這裡是三種排序分別是歸併排序,插入排序,桶排序,這裡就不再展開說了,可以看到在插入排序裡面\(arr[j] >= arr[j - 1]\)
也就是說只要位於前面的那個陣列元素\(a[j-1]\)小於後面的那個元素\(a[j]\)就不用進行後面的互換位置的操作。
所以得出來的陣列確實如之前的英文註釋說的是從小到大的,所以上面的m_SortKeys陣列排完序之後,平行光的光源會排在前面。
注:(uint isDirectionalMSB = m_GPULightType == GPULightType.Directional ? 0u : 1u;)
而其他標誌位如:LightCategory,GPULightType,LightVolumeType也會按照大小進行排序
所以上面這裡可以看到我們可以通過對儲存在uint中,可以作重要性排序。

那麼我們應該怎麼去閱讀這些位操作的程式碼呢？
我做了幾個測試：

uint isDirectionalMSB = m_GPULightType == GPULightType.Directional ? 0u : 1u;//確保平行光在陣列的最開端0<<31=0
uint sortKey = (uint)isDirectionalMSB << 31 | (uint)m_LightCategory << 27 | (uint)m_GPULightType << 22 | (uint)m_LightVolumeType << 17 | (uint)lightIndex;
Debug.Log("isDirectionalMSB:"+Convert.ToString((uint)isDirectionalMSB << 31,2));1
Debug.Log("m_LightCategory:"+Convert.ToString((uint)m_LightCategory << 27,2));4
Debug.Log("m_GPULightType:"+Convert.ToString((uint)m_GPULightType << 22,2));5
Debug.Log("m_LightVolumeType:"+Convert.ToString((uint)m_LightVolumeType << 17,2));5
Debug.Log(Convert.ToString(sortKey,2));

normal:
0000 0000 0000 0000 0000 0000 0000 0000

isDirectionalMSB:0
m_LightCategory:5 =Count 101
m_GPULightType:0 =directional
m_LightVolumeType:0 =Cone
index:1
0010 1000 0000 0000 0000 0000 0000 0000
0|010 1|000 0000 0000 0000 0000 0000 0001

isDirectionalMSB:0
m_LightCategory:5 =Count 101
m_GPULightType: [Num]1/7 = [Enum]Point/Disc = [Bit]1/111
m_LightVolumeType:0 =Cone
1|010 1|000 01|00 0000 0000 0000 0000 0001
1|010 1|001 11|00 0000 0000 0000 0000 0001

isDirectionalMSB:0
m_LightCategory:5 =Count 101
m_GPULightType:7 = directional
m_LightVolumeType:[Num]0/4 = [Enum]Cone/Count = [Bit]0/11
1|010 1|001 11|00 000|0 0000 0000 0000 0001
1|010 1|001 11|00 011|0 0000 0000 0000 0001

可以看到32位就是用來標識是不是平行光,所以左移了31位,而後面的GPULightType左移了27位,說明用了4位(27[左移的位數]+4+1=32,31-27=4)
使用如此類推,如果要關注一個uint的Flag的分佈就只要看左移間隔了多少位。

作用二：Flag Mask(主要用來作為標識位作判斷)

另外一種作用體比較明顯的是在HDRP的Shader裡面針對不同的MaterialFeature進行取樣,填充引數,當然上面的SortKey最前面的那一位也是可以作為標識位來判斷是不是平行光。

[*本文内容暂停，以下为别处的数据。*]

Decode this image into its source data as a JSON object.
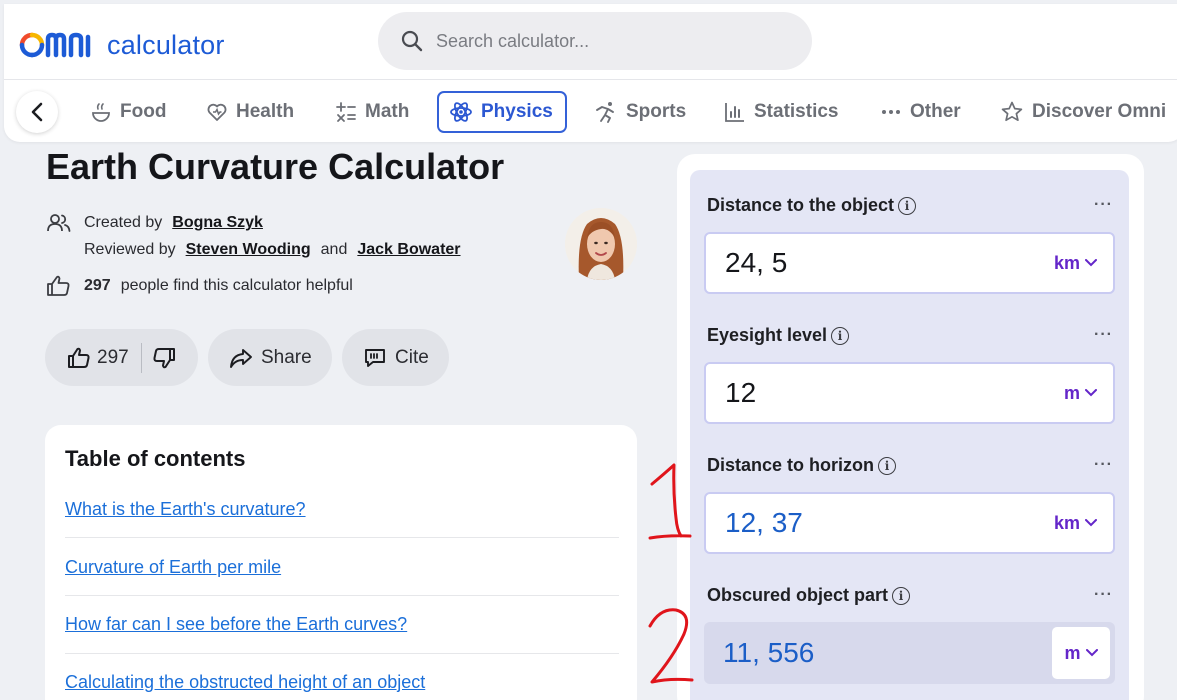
{
  "header": {
    "logo_text": "calculator",
    "search_placeholder": "Search calculator..."
  },
  "nav": {
    "items": [
      {
        "label": "Food",
        "icon": "food-icon"
      },
      {
        "label": "Health",
        "icon": "health-icon"
      },
      {
        "label": "Math",
        "icon": "math-icon"
      },
      {
        "label": "Physics",
        "icon": "physics-icon",
        "active": true
      },
      {
        "label": "Sports",
        "icon": "sports-icon"
      },
      {
        "label": "Statistics",
        "icon": "statistics-icon"
      },
      {
        "label": "Other",
        "icon": "other-icon"
      },
      {
        "label": "Discover Omni",
        "icon": "star-icon"
      }
    ]
  },
  "article": {
    "title": "Earth Curvature Calculator",
    "created_prefix": "Created by",
    "author": "Bogna Szyk",
    "reviewed_prefix": "Reviewed by",
    "reviewer1": "Steven Wooding",
    "and_word": "and",
    "reviewer2": "Jack Bowater",
    "helpful_count": "297",
    "helpful_text": "people find this calculator helpful",
    "like_count": "297",
    "share_label": "Share",
    "cite_label": "Cite"
  },
  "toc": {
    "title": "Table of contents",
    "links": [
      "What is the Earth's curvature?",
      "Curvature of Earth per mile",
      "How far can I see before the Earth curves?",
      "Calculating the obstructed height of an object"
    ]
  },
  "calculator": {
    "fields": [
      {
        "label": "Distance to the object",
        "value": "24, 5",
        "unit": "km"
      },
      {
        "label": "Eyesight level",
        "value": "12",
        "unit": "m"
      },
      {
        "label": "Distance to horizon",
        "value": "12, 37",
        "unit": "km"
      },
      {
        "label": "Obscured object part",
        "value": "11, 556",
        "unit": "m"
      }
    ],
    "more_symbol": "···",
    "info_symbol": "i"
  },
  "annotations": {
    "marker1": "1",
    "marker2": "2"
  },
  "colors": {
    "accent": "#2c58d2",
    "unit": "#6426c9",
    "link": "#1b6fd9",
    "annotation": "#e0151b"
  }
}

在說這個MaterialFeature之前先說一下HDRP管線架構的一個特性,就是對於不同光照模型(不同材質,Lit/Hair/Fabic,Eye)它們的取樣要用到的函式都會不一樣，為了做統一做抽象,共用同一套LightLoop函式，同一套Frag(前向渲染的ShaderPassForward,DepthOnly,DepthNormal....)都統一做出了規定,不同材質必需定義各自的SurfaceData,BSDFData,PreLightData...需要實現各自的ConvertSurfaceDataToBSDFData/GetPreLightData...
當然如果你要自己寫Shader也是可以不用按照他的框架走的,只是說HDRP的這個框架已經把能公用的部分基本都抽離出來了,就不用每個Shader單獨寫LightLoop了。除非是NPR,需要高度自定義Lighting修改。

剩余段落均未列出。